Initiation at a younger age and greater frequency of use were both associated with an increased likelihood of developing a problem with cannabis use. Moderate evidence exists that cannabis users are at increased risk for development of substance dependence and/or substance abuse disorder with substances such as tobacco, alcohol, and other illicit drugs.

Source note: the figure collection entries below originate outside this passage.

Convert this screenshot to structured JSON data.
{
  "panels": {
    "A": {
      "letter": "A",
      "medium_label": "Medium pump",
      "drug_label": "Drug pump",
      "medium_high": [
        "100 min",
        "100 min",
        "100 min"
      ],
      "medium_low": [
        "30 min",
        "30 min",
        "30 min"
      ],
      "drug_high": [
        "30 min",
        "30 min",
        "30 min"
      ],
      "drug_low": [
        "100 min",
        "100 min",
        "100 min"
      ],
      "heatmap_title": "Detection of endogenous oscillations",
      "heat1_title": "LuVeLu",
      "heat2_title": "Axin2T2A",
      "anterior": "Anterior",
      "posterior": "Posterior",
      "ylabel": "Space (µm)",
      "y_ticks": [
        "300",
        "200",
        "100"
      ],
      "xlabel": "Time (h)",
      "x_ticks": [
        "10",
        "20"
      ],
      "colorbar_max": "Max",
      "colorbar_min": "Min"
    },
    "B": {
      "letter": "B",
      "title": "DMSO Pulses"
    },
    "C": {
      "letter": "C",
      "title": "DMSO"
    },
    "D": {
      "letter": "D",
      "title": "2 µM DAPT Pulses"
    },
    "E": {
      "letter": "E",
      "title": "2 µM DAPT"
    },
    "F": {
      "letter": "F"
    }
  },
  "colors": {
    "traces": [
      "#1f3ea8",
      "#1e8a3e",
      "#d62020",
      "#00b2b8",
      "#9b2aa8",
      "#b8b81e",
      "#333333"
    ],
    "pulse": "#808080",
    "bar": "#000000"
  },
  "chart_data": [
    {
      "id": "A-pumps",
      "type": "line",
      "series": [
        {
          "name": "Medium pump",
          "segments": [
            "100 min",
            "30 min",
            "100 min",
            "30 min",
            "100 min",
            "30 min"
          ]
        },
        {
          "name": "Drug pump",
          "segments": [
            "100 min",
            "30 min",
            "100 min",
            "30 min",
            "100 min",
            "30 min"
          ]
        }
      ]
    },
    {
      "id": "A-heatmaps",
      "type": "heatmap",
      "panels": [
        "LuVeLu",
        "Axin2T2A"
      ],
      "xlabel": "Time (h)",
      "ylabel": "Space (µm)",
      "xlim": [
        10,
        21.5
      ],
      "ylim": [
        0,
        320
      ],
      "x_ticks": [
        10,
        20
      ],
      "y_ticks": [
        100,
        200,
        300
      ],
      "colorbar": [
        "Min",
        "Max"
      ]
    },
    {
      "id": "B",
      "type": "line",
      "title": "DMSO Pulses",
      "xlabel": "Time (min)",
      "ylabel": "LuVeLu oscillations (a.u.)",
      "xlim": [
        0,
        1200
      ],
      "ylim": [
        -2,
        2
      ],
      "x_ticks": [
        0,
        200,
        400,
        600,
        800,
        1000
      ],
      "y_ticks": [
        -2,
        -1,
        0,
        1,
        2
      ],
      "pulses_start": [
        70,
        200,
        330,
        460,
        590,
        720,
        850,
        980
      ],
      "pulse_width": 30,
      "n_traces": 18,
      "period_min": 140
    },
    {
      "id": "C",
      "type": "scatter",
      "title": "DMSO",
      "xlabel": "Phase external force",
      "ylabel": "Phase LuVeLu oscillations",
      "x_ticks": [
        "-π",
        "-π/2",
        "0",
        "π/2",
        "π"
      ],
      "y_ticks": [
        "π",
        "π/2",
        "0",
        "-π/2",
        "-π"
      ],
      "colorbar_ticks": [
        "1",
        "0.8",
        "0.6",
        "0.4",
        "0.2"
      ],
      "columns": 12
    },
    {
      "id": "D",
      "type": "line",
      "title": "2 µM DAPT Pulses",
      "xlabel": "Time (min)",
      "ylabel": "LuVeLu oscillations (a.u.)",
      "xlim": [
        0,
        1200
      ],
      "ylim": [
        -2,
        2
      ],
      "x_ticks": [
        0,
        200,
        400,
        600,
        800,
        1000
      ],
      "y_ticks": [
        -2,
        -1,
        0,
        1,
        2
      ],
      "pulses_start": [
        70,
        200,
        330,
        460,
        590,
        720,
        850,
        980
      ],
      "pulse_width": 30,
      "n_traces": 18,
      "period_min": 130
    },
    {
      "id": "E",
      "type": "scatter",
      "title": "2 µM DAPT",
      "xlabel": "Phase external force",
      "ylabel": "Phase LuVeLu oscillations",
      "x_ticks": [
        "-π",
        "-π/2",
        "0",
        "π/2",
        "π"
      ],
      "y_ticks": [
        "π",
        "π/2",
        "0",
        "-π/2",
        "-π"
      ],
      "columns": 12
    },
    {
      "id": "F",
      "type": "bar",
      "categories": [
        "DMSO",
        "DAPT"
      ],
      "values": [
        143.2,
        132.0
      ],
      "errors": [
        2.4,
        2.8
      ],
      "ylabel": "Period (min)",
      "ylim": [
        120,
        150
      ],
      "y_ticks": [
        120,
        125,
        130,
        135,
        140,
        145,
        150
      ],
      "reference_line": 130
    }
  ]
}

Learning, memory and attention were all found to be impaired immediately after use, with limited evidence suggesting impairment in those who have stopped smoking cannabis. In addition, there is limited evidence to suggest that cannabis use impacts subsequent academic achievement and education, as well as social relationships. Cannabis use was also associated with increased unemployment rates and low income, though the evidence for this was limited.
Cannabis use during pregnancy has been associated with lower birth weight in the infant; other pregnancy outcomes have not been fully elucidated at this time.
Barriers to Research
Further research on the impact of cannabis is needed, however barriers to conducting this research exist. One such challenge is the classification of cannabis as Schedule I.
Compiling data from over 10,000 scientific abstracts, the National Academies of Sciences, Engineering, and Medicine has published a report on the health effects of cannabis and cannabis-derived products. While over 100 conclusions were drawn from the data, the committee states that more research is needed to provide stronger evidence for some of these findings.
"For years the landscape of marijuana use has been rapidly shifting as more and more states are legalizing cannabis for the treatment of medical conditions and recreational use," said Marie McCormick, chair of the committee; the Sumner and Esther Feldberg Professor of Maternal and Child Health, department of social and behavioral sciences, Harvard T.H. Chan School of Public Health; and professor of pediatrics, Harvard Medical School, Cambridge, Mass. "This growing acceptance, accessibility, and use of cannabis and its derivatives have raised important public health concerns. Moreover, the lack of any aggregated knowledge of cannabis-related health effects has led to uncertainty about what, if any, are the harms or benefits from its use. We conducted an in-depth and broad review of the most recent research to establish firmly what the science says and to highlight areas that still need further examination. As laws and policies continue to change, research must also."